Visitando a cidade de Ibiá fazendo a arrecadação de donativos pela formação de um jornal diário católico a se editar muito em breve na cidade de Uberaba, encontrei franco acolhimento nesta campanha da parte de Exma. Sra. Diretora e Professoras do Grupo Escolar Dom José Gaspar. Quero deixar aqui como representante do Exmo. e Revmo. Sr. Bispo Diocesano o agradecimento da Fundação Leão XIII, o meu Deus lhe pague. (MINAS GERAIS, 1951, p.24)

Figura 13: Contribuição do Grupo Escolar Dom José Gaspar à Fundação Leão XIII (1951) Fonte: Livro Termo de Visita, 1951.

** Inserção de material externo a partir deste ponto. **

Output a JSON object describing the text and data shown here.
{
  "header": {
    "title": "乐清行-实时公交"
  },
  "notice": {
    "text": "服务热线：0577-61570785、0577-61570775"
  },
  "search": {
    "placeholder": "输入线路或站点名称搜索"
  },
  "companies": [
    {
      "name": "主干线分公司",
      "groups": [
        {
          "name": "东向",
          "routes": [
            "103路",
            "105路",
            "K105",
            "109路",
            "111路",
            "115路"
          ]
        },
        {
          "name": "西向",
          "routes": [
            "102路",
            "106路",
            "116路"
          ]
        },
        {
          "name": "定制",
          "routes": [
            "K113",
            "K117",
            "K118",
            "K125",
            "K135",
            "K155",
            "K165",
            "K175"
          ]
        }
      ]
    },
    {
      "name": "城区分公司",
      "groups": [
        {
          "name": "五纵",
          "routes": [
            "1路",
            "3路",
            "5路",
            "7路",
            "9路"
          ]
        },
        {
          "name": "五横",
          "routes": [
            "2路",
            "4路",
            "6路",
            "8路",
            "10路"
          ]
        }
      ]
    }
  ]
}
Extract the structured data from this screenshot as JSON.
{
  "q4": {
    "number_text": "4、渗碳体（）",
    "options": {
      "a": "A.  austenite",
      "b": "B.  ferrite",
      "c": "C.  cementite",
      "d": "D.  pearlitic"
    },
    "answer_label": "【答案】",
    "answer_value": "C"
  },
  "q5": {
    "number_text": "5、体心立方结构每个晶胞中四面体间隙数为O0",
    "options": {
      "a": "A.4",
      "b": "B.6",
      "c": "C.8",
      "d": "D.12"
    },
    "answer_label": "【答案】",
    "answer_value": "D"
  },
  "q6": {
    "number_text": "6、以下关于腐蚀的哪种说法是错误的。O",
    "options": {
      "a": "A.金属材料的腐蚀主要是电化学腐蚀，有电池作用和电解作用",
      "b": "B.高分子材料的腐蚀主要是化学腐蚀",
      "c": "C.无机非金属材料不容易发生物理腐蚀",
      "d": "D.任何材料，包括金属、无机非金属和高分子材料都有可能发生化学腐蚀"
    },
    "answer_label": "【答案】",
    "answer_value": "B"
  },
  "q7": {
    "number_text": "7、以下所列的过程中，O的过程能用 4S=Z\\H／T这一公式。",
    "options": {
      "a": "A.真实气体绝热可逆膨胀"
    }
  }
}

Nesse contexto, tais documentos nos permitem recuperar conexões entre as estratégias utilizadas pela Igreja para sua autoafirmação, elucidando fenômenos históricos que nortearam o caminhar da sociedade local e regional no período em apreço, mediante a proposta de laicização do ensino imposta pelo Estado. Nessa conjuntura, é importante ressaltar que a Igreja Católica na década de 50 levanta a bandeira da liberdade de ensino como liberdade de escolha do tipo de escola pela família, objetivando, entre outras coisas, a subvenção pública e a não ingerência do estado. Assim, subordinada a ela, de certa forma estariam as escolas particulares leigas, como a Escola Santa Terezinha, que sem uma doutrina própria apoiavam- se na da Igreja para defender seus interesses, principalmente os de natureza financeira.